Groups seek to unite adoptees, birth parents

by Bastard Nation


Monday, June 28, 1999
Adoption Search Fair provides
assistance to adopted children


By Doug Margeson
Journal Reporter


 

BELLEVUE — Julie Dennis set up a table in Factoria Mall yesterday, offering information to adopted children who wanted to find their birth parents. She had a lot of takers.

“ They feel unfulfilled,” Dennis said. “There’s something missing in their sense of who they are and where they are from.”

Dennis would know. A few years ago, she set out to find her birth mother and succeeded. The experience got her involved in Bastard Nation, a group lobbying to have adopted children’s records unsealed.

Bastard Nation was one of a number of groups at an Adoption Search Fair at Factoria yesterday. The fair offered tips on how to find one’s birth parents, as well as information on support groups for parents who have given up children for adoption, counseling groups and so on.

Dennis only knew that her mother was 15 years old when she was born in Seattle in 1962. She started her search by going to court and filing a request for “Non-Identifying Information” about her mother. The completeness of that information can vary a great deal from place-to-place and depending on the thoroughness of the person who filled out the original paper work.
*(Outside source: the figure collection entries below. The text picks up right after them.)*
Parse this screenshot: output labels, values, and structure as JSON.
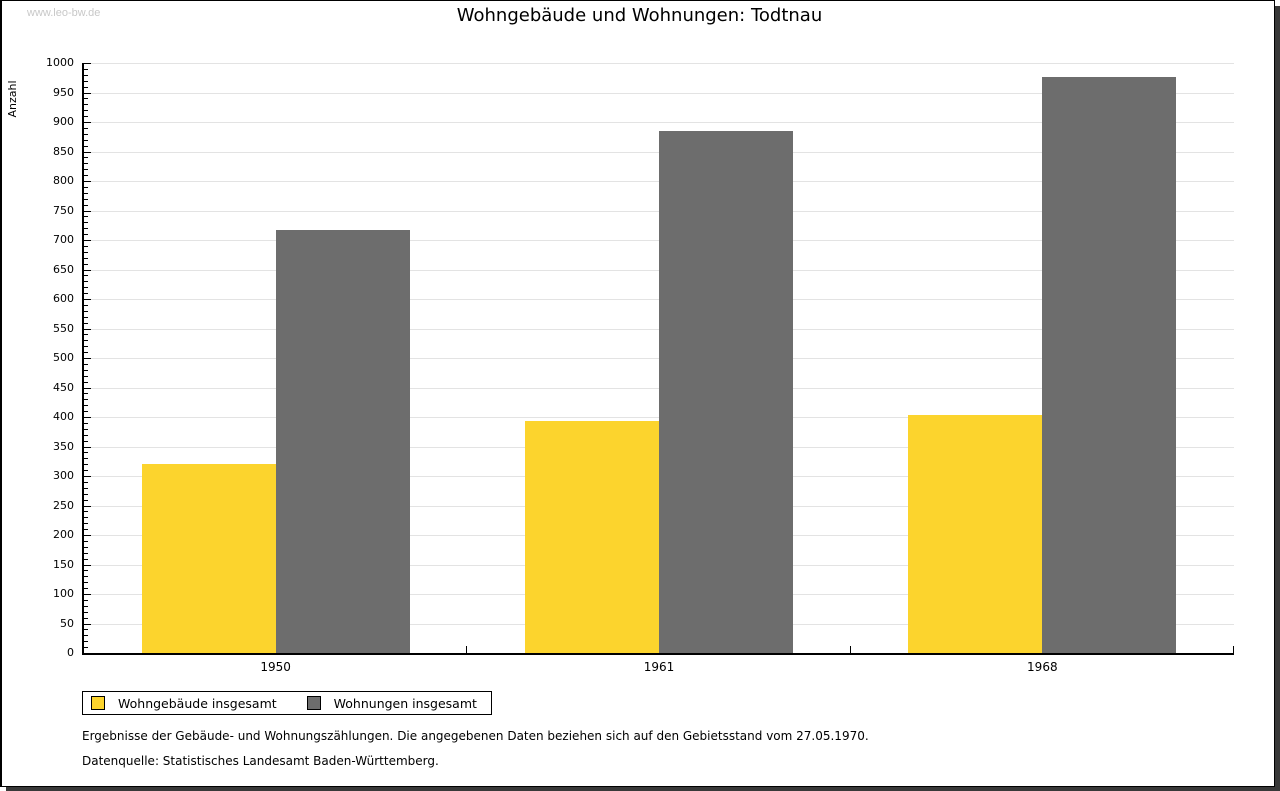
{
  "watermark": "www.leo-bw.de",
  "title": "Wohngebäude und Wohnungen: Todtnau",
  "chart_data": {
    "type": "bar",
    "title": "Wohngebäude und Wohnungen: Todtnau",
    "ylabel": "Anzahl",
    "xlabel": "",
    "categories": [
      "1950",
      "1961",
      "1968"
    ],
    "series": [
      {
        "name": "Wohngebäude insgesamt",
        "color": "#FCD42D",
        "values": [
          320,
          393,
          403
        ]
      },
      {
        "name": "Wohnungen insgesamt",
        "color": "#6D6D6D",
        "values": [
          717,
          884,
          977
        ]
      }
    ],
    "ylim": [
      0,
      1000
    ],
    "ytick_step": 50,
    "minor_tick_step": 10,
    "grid": true,
    "legend_position": "bottom-left"
  },
  "notes": [
    "Ergebnisse der Gebäude- und Wohnungszählungen. Die angegebenen Daten beziehen sich auf den Gebietsstand vom 27.05.1970.",
    "Datenquelle: Statistisches Landesamt Baden-Württemberg."
  ],
  "colors": {
    "axis": "#000000",
    "grid": "#e3e3e3",
    "watermark": "#c8c8c8",
    "background": "#ffffff",
    "frame_shadow": "#383838"
  }
}
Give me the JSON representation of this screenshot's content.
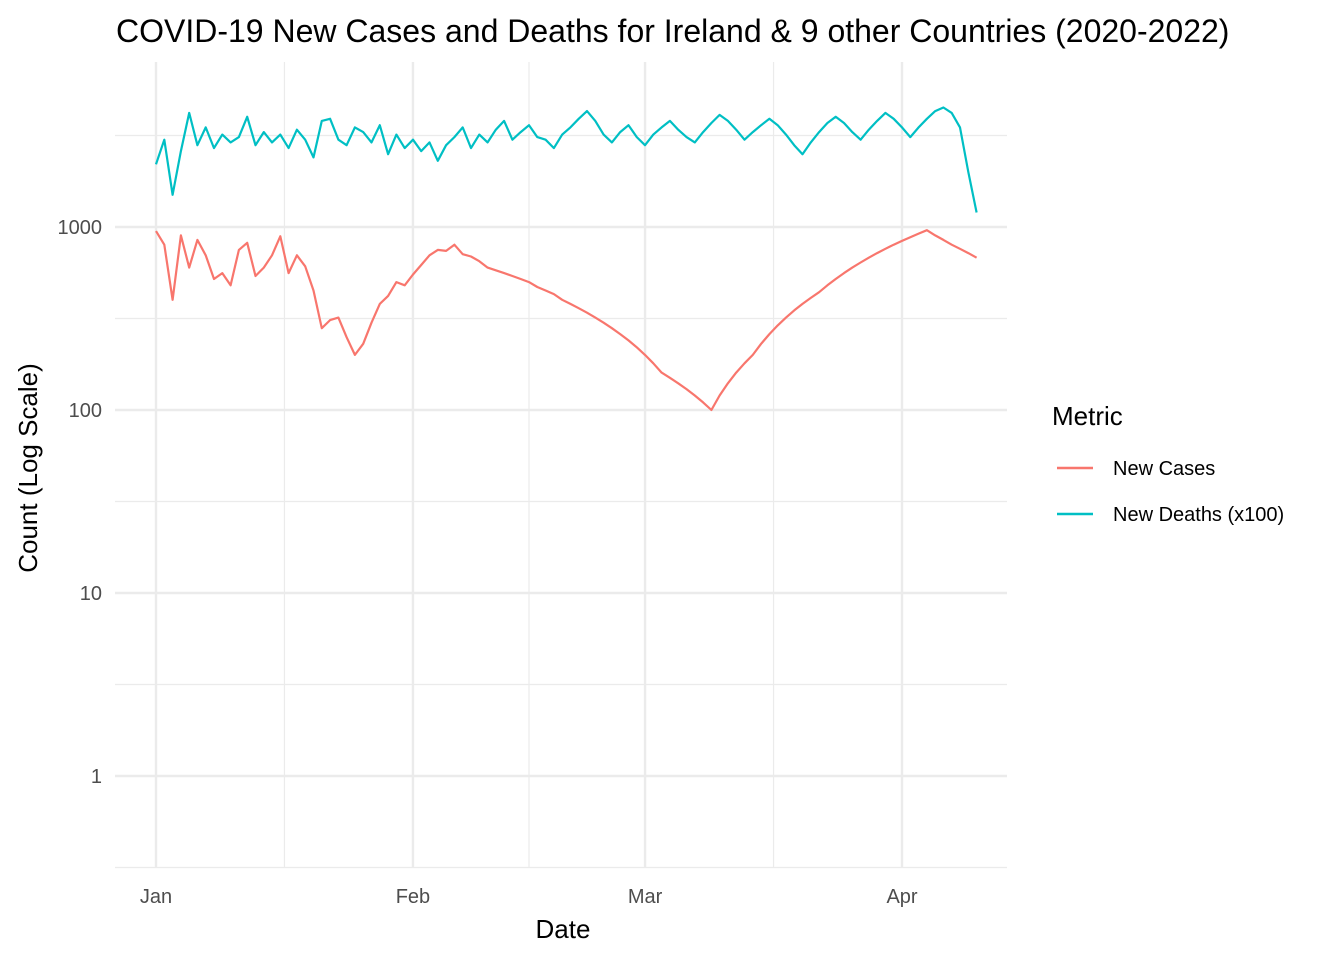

Taking what she had, Dennis contacted adoptive rights groups, who guided her to other information. Her search was more difficult than most, because her mother had a common last name. But she found her and gave her a call.

“ She was happy to meet me,” Dennis said. “Was it joyful bonding experience? No. But it was pleasant. I came away with a sense of who I am and where I came from.”

When she began her search, Dennis decided she would have no expectations: Whatever happened is whatever happened. Besides, she has a good relationship with her adoptive parents ” “They are mom and dad and always will be” ” and realized that her identity was far more a result of them than any biological tie to her birth parents.

She and her birth mother found they don’t look alike and, all things considered, have very little in common. But they get along well and now exchange birthday and Christmas cards.

Dennis also found some valuable information about family medical history — neither of her parents have any family history of chronic illness — and about her ethnicity. Her father is a native American, which was a surprise. Although she has dark hair, Dennis never imagined she was part Indian. Among other things, she has very distinctive pale blue eyes.

Heidi Wagner, 17 of Renton, was at the fair there with her adoptive parents Walter and Jewel. The Wagners’ other daughter, Ila, met her birth parents a few years ago and has been in touch with them ever since.

Earlier this year, Heidi decided she wanted to know more about her mother, whom the Wagners met when Heidi was born Aug. 3, 1982. They know her name and the fact she was 17 when Heidi was born, but that’s about all.

“ I don’t know if I would have anything in common with her or not, but I’d like to find out,” Heidi said.

She may have an easy time or hard time finding out, depending on a lot of things, Dennis said. The laws on adoptive records are an odd conglomeration, she said. Among other things, the birth parents are not required to sign anything that constitutes a contractual agreement with the state to keep the records closed, she said. Obtaining the records can be complicated. Some counties insist you file in person, for example.

As a result, Dennis’s group is lobbying to have all records opened.

“ Before I met my mother, she was a faceless abstraction to me,” Dennis said. “That leaves a gap in your life.”